Lygia Martins, filha de Manoel Martins, também recordou algumas histórias de seu pai ao A Tribuna, revelando que os militares não só faziam torturas psicológicas com os presos, mas também com seus familiares. 

"Quando meu pai foi pra o Caio Martins, ele já estava preso no quartel da PM ao lado da Rodoviária de Niterói, uns 2 meses antes. No Caio Martins todos eram vigiados pelo Exército. A tortura ali era mais psicológica. Lembro-me das visitas, um soldado de metralhadora ficava entre o preso e sua família. Eu tinha 15 anos, chorava apavorada." 

A pressão psicológica era tamanha que, em entrevista ao portal Trivela, o advogado relatou que houve várias tentativas de suicídio no período em que o Caio Martins serviu como prisão. 

"Não podíamos fechar o banheiro. Tínhamos de ocupar o vaso sanitário de porta aberta, com o soldado de fuzil apontado para a nossa cabeça", apontou à CNV Benedito Joaquim dos Santoslíder sindical que também foi detido no complexo esportivo

A exportação da torura

De acordo com Gabriel Cerqueira, historiador e pesquisador da Comissão da Verdade de Niterói, o uso do Caio Martins como 'campo de concentração' durou até setembro de 1964, aponta matéria do O Globo. 

Mesmo assim, as práticas usadas por lá foram exportadas para outras ditaduras dos países do chamado Cone Sul. "O Brasil que vai exportar essa 'tecnologia' [de tortura em estádios]. Como é o Brasil que vai exportar a 'tecnologia' do pau de arara", recorda o professor Cláudio Márcio Prado à equipe do Aventuras. 

Então você tem no Brasil, voltando especificamente pro Caio Martins, todo o início.

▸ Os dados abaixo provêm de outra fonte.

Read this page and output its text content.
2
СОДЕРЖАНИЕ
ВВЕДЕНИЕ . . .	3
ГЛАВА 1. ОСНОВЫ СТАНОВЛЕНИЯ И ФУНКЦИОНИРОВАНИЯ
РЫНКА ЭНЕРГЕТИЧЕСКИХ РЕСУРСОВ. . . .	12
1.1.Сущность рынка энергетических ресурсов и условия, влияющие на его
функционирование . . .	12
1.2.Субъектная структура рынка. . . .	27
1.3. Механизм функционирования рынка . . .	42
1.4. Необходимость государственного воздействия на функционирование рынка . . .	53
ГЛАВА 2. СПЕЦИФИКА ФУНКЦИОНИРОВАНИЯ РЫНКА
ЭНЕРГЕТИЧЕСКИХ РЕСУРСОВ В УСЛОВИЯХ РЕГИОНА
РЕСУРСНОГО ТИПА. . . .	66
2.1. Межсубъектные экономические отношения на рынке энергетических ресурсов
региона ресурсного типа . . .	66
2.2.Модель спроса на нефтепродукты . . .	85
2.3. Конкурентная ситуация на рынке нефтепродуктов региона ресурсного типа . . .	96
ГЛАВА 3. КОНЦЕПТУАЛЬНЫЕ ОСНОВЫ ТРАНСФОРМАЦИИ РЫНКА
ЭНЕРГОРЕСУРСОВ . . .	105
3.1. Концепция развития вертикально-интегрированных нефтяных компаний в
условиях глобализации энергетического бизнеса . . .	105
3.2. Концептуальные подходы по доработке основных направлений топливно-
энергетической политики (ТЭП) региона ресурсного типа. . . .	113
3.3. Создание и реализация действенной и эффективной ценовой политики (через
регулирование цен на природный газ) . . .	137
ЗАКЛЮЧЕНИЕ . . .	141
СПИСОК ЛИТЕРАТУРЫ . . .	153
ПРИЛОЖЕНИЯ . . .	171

Infelizmente, nossos militares, eles vão ser os pioneiros, eles vão exportar know-how, vão fazer workshop de torturas para as outras ditaduras na América Latina. Dos anos 60 e 70. Como a chilena”, continua. 

O docente se refere ao sangrento governo do ditador Augusto Pinochet, que em 1973 afastou o presidente eleito Salvador Allende. Desta forma, o Estádio Nacional de Santiago também foi usado para a mesma finalidade do Caio Martins. 

Augusto Pinochet, ex-ditador chileno/ Crédito: Biblioteca del Congreso Nacional via Wikimedia Commons

 

A partir de 12 de setembro de 1973, o complexo esportivo foi usado como 'prisão improvisada' por cerca de dois meses. Neste período, recorda o jornalista e historiador Maurício Brum, autor de 'La cancha infame: a história da prisão política no Estádio Nacional do Chile', 40 mil presos passaram pelo local. Estima-se que 400 pessoas morreram por lá. 

Golpe de Pinochet aconteceu no meio da campanha de qualificação para a Copa do Mundo de 1974, disputada na Alemanha Ocidental. No dia 21 de novembro de 1973, Chile e União Soviética tinham uma partida marcada, valendo vaga no mundial, para ocorrer no Estádio Nacional. 

Entretanto, os soviéticos se recusaram a jogar, visto que na época já haviam resquícios de que o palco da partida era usado para práticas de tortura. Vale ressaltar, porém, conforme recorda matéria do portal português Público, que a FIFA chegou a dar garantias aos soviéticos de que não havia nada de errado por lá.

 

 

Mesmo assim, a seleção europeia não subiu ao gramado. Os chilenos, após uma relaxada troca de passes entre quatro jogadores, marcou um gol em uma das traves sem goleiro e assegurou sua vaga no mundial. O jogo foi encerrado imediatamente após o tento.